Por João Cesar de Melo, publicado no Instituto Liberal
Até 30 anos atrás no Brasil e 50 anos atrás no resto do mundo, o surf era um esporte marginalizado, visto como coisa de vagabundo. O que acabou com esse preconceito? O que transformou o surf num esporte respeitado? Não… Não foram campanhas de conscientização promovidas por governos. Não foi nenhum movimento coletivista que cobrou cotas na mídia e incentivos financeiros ao esporte. Foi o capitalismo. Foram pessoas visando o lucro. Foi o conjunto de ambições individuais que transformou o surf num esporte admirável.
Desde o começo do surf moderno, quase um século atrás, seus praticantes o tinham como um estilo de vida quase transcendental, que os distinguia do restante da sociedade. Sentiam-se puristas. Paz, amor e surf. Eram pequenos grupos de amigos que surfavam praias desertas, livres das multidões e das pressões urbanas. Mas essa “transcendentalidade” era difícil de ser mantida. As pranchas que improvisavam para surfar eram péssimas. Sem roupas adequadas, passavam muito frio no inverno. A polícia os perseguia. Os motoristas dos ônibus os rejeitavam. Dias de boas ondas surgiam no meio da semana, coincidindo com o horário de trabalho.
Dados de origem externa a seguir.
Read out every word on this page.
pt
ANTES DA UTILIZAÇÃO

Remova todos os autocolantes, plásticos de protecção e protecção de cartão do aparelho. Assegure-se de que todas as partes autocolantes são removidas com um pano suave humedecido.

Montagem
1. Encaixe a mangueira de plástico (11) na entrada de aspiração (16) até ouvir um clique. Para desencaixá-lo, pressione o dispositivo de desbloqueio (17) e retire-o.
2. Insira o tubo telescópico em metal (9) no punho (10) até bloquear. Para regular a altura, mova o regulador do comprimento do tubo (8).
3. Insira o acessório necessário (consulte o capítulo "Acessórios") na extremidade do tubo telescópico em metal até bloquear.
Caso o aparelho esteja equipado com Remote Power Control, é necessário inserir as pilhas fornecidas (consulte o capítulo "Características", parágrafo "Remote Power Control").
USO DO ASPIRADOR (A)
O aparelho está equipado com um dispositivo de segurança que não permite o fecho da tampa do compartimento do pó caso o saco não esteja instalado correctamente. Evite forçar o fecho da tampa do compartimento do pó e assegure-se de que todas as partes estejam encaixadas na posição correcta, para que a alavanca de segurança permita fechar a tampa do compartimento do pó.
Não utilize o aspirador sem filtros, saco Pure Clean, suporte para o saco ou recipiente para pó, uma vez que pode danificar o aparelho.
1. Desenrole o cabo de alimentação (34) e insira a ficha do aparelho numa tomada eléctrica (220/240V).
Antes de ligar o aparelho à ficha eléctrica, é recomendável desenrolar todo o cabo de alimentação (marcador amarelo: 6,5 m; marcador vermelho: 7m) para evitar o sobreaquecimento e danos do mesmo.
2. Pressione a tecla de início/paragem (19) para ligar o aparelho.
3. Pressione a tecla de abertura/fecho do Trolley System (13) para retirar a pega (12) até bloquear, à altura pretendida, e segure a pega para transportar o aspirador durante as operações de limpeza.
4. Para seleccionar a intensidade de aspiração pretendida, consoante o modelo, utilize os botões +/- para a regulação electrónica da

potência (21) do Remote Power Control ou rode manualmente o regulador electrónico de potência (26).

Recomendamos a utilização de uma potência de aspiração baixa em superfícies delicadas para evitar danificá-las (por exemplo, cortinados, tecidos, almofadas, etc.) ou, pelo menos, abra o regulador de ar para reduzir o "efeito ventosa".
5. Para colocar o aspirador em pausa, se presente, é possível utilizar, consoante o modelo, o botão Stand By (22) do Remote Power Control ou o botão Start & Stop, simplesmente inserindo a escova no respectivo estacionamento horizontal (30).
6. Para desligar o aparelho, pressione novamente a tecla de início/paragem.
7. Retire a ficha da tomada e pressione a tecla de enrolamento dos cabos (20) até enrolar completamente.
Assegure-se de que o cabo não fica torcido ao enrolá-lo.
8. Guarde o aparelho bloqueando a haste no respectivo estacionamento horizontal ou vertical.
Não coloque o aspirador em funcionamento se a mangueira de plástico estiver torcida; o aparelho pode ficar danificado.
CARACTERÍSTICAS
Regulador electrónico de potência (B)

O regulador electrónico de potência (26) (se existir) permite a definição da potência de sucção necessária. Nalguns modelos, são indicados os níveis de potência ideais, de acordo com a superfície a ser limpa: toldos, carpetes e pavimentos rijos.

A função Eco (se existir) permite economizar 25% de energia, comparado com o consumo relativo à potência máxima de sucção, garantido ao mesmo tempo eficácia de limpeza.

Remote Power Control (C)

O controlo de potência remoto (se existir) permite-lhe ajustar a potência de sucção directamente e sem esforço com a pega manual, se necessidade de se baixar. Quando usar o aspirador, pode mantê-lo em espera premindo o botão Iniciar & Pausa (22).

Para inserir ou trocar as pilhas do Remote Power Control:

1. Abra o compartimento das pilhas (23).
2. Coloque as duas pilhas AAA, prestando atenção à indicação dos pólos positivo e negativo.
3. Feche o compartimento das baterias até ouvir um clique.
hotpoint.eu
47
O simples ato de ir surfar exigia grandes sacrifícios.
As necessidades e os desejos eram comuns: Precisavam de equipamentos mais adequados; desejavam mais respeito da sociedade e uma forma de se sustentarem sem terem que se corromper aos rigores de expedientes formais.
Naturalmente, todas essas necessidades e desejos foram sendo realizados…
Alguns surfistas começaram a se destacar pela qualidade das pranchas e dos equipamentos que produziam para si mesmos, gerando encomendas de amigos. Assim, começaram a ser fabricadas as primeiras pranchas feitas especialmente para o surf; e também bermudas adequadas, roupas de neopreme para suportar a água fria e outros acessórios.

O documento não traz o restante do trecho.